Question

$\left(a\right)$Let $X$be a discrete random variable whose possible values are$1,2,...$. If $P[X=k]$is nonincreasing$k=1,2,...$, prove that

$P(X=k)\le 2\frac{E\left[X\right]}{k^2}$

$\left(b\right)$Let $X$be a non-negative continuous random variable having a nonincreasing density function. Show that$f\left(x\right)\le 2\frac{E\left[X\right]}{x^2}$for all$x>0$.

Short answer

We get,

$$\begin{gathered} \left(a\right)P(X=k)\le 2\frac{E\left[X\right]}{k^2} \\ \left(b\right)f\left(x\right)\le 2\frac{E\left[X\right]}{x^2} \end{gathered}$$

Step-by-step solution

Given Information.

Let $X$be a discrete random variable whose possible values are$1,2,...$and $P[X=k]$are nonincreasing in$k=1,2,...$.

Part (a) Explanation.

Let $\mathrm{X}$be a discrete RV whose possible values are $1,2,\dots$If $P(X=k)$is nonincreasing in $k=1,2,..$we want to show

$P(X=k)\le 2\frac{E\left[X\right]}{k^2}$

We will start with the definition of expectation of discrete RV and draw an inequality from there.

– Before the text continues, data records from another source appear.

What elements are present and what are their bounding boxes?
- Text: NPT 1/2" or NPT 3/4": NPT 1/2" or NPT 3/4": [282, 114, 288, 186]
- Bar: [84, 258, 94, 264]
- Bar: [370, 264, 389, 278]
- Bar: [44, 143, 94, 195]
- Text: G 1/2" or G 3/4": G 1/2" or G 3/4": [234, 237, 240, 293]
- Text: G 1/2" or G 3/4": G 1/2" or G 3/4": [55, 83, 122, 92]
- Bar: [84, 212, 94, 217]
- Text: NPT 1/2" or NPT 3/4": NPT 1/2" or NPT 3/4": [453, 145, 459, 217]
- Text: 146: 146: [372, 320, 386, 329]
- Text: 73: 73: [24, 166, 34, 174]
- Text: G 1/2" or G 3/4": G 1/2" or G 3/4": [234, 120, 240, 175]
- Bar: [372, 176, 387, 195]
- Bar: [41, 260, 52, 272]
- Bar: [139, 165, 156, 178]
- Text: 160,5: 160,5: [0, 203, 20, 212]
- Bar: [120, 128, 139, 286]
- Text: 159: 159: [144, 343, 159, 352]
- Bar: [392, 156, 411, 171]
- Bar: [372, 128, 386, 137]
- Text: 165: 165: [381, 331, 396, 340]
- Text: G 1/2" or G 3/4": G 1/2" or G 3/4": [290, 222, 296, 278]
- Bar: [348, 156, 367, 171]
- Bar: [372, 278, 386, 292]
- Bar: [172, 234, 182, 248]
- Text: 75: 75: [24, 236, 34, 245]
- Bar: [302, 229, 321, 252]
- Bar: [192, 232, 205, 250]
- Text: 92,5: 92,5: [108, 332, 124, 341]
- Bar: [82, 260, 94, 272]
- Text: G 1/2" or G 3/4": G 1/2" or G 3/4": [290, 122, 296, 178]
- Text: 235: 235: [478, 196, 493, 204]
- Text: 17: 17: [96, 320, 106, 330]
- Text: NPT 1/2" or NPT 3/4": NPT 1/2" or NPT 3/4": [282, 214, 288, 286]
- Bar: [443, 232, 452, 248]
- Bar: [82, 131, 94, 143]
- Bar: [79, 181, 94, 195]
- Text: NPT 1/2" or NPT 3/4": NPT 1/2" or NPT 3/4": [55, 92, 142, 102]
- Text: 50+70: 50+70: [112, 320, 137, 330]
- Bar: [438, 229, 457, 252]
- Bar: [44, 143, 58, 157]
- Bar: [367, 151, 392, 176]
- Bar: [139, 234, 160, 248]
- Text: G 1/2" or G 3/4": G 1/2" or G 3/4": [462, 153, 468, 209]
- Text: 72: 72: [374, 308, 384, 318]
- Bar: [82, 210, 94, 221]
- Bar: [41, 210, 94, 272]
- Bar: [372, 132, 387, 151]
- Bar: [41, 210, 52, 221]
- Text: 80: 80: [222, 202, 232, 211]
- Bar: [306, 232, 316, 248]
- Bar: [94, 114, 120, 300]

$$\begin{gathered} E\left[X\right]=\sum _1^{\infty }xP(X=x) \\ \ge \sum _1^{k}xP(X=x) \end{gathered}$$

And since $P(X=k)$is nonincreasing$k$, it follows$P(X=i)\ge P(X=k)$for$i\le k$.

$$\begin{gathered} \Rightarrow E\left[X\right]\ge \sum _1^{k}xP(X=k) \\ \ge P(X=k)\sum _1^{k}x \\ \ge P(X=k)\frac{k(k+1)}{2} \\ \ge P(X=k)\frac{k^2}{2} \end{gathered}$$

By rearranging this inequality we get the desired result.

Part (b)Explanation.

The continuous case is very similar. To avoid confusion we will write the density as$f_X\left(t\right)$.

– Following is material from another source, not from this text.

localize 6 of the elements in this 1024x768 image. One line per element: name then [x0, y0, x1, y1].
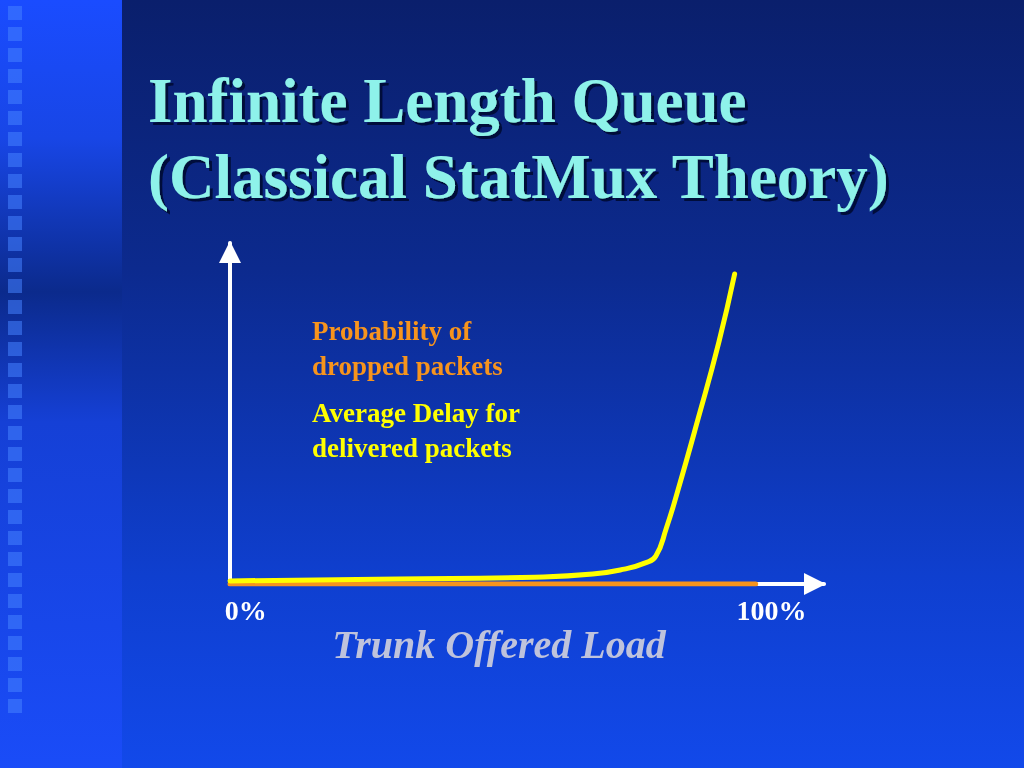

$$\begin{gathered} \Rightarrow E\left[X\right]={\int }_0^{\infty }t{f}_X\left(t\right)dt \\ \ge {\int }_0^{x}t{f}_X\left(t\right)dt \end{gathered}$$

We know the density $f_X\left(t\right)$is non-increasing, so $f_X\left(t\right)\ge f_X\left(x\right)$for$t\le x$.

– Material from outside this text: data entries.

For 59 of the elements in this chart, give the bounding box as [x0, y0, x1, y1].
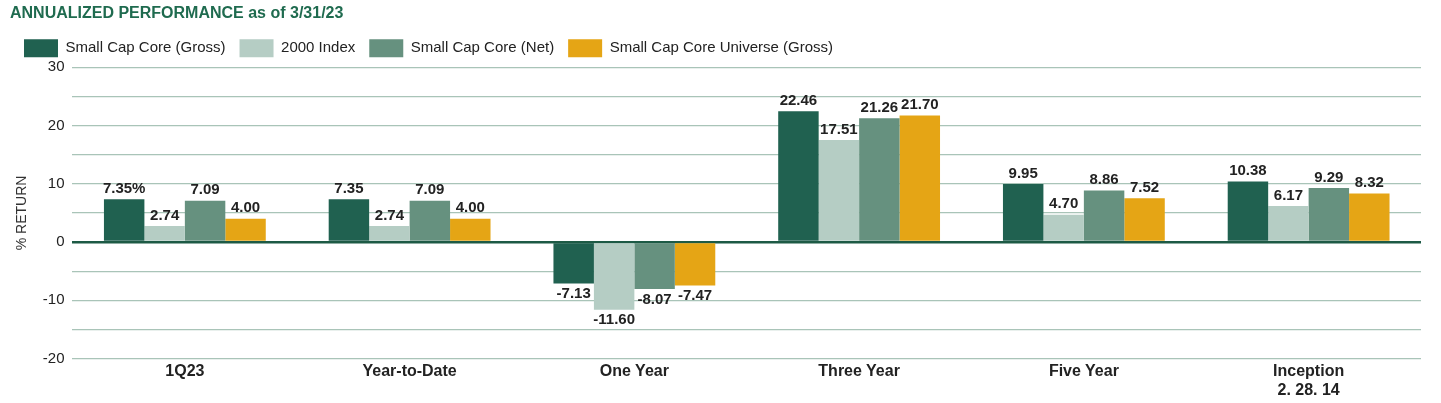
data-label: 21.26: [860, 97, 899, 115]
data-label: 4.00: [230, 198, 261, 216]
data-label: 9.95: [1008, 163, 1038, 181]
y-tick-label: -20: [42, 348, 65, 366]
data-label: 7.35%: [102, 178, 146, 196]
chart-title: ANNUALIZED PERFORMANCE as of 3/31/23: [10, 4, 344, 22]
legend-label: 2000 Index: [281, 38, 356, 56]
data-label: 2.74: [150, 205, 180, 223]
data-label: 10.38: [1229, 161, 1267, 179]
bar: [1043, 214, 1084, 241]
y-tick-label: -10: [42, 290, 65, 308]
x-tick-label: Three Year: [818, 361, 900, 379]
bar: [1268, 206, 1309, 241]
bar: [184, 200, 226, 241]
data-label: 8.86: [1089, 170, 1119, 188]
data-label: 7.35: [334, 178, 364, 196]
y-tick-label: 0: [56, 232, 65, 250]
bar: [634, 243, 675, 290]
bar: [899, 115, 941, 241]
y-tick-label: 10: [47, 173, 65, 191]
bar: [450, 218, 491, 241]
data-label: 22.46: [779, 90, 818, 108]
bar: [1308, 187, 1350, 241]
data-label: 2.74: [374, 205, 405, 223]
data-label: 4.70: [1049, 194, 1079, 212]
bar: [225, 218, 266, 241]
data-label: 9.29: [1314, 167, 1344, 185]
x-tick-label: Five Year: [1048, 361, 1119, 379]
bar: [859, 118, 900, 241]
y-axis-title: % RETURN: [13, 175, 30, 251]
data-label: -11.60: [593, 310, 635, 328]
bar: [1083, 190, 1125, 241]
data-label: 4.00: [455, 198, 485, 216]
y-tick-label: 30: [47, 57, 65, 75]
legend-label: Small Cap Core Universe (Gross): [609, 38, 834, 56]
data-label: 17.51: [820, 119, 858, 137]
data-label: 7.52: [1129, 177, 1160, 195]
data-label: 6.17: [1273, 185, 1303, 203]
bar: [674, 243, 716, 286]
data-label: 21.70: [901, 95, 939, 113]
bar: [1349, 193, 1390, 241]
x-tick-label: One Year: [599, 361, 669, 379]
data-label: -7.47: [677, 286, 713, 304]
data-label: 7.09: [190, 180, 220, 198]
legend-label: Small Cap Core (Net): [410, 38, 555, 56]
y-tick-label: 20: [47, 115, 65, 133]
bar: [818, 139, 860, 241]
legend-label: Small Cap Core (Gross): [65, 38, 226, 56]
bar: [369, 226, 410, 241]
x-tick-label: 1Q23: [165, 361, 205, 379]
data-label: 7.09: [415, 180, 445, 198]
data-label: 8.32: [1354, 173, 1384, 191]
x-tick-label: Year-to-Date: [362, 361, 457, 379]
bar: [1124, 198, 1165, 241]
x-tick-label: Inception 2. 28. 14: [1273, 361, 1345, 398]
bar: [409, 200, 451, 241]
data-label: -8.07: [637, 289, 672, 307]
data-label: -7.13: [556, 284, 591, 302]
bar: [144, 226, 185, 241]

$$\begin{gathered} \Rightarrow E\left[X\right]\ge {\int }_0^{x}t{f}_X\left(x\right)dt \\ \ge f_X\left(x\right){\int }_0^{x}tdt \\ \ge {\left.f_X\left(x\right)\frac{t^2}{2}\right|}_0^x \\ \ge f_X\left(x\right)\frac{x^2}{2} \end{gathered}$$

By rearranging this inequality we get the desired result.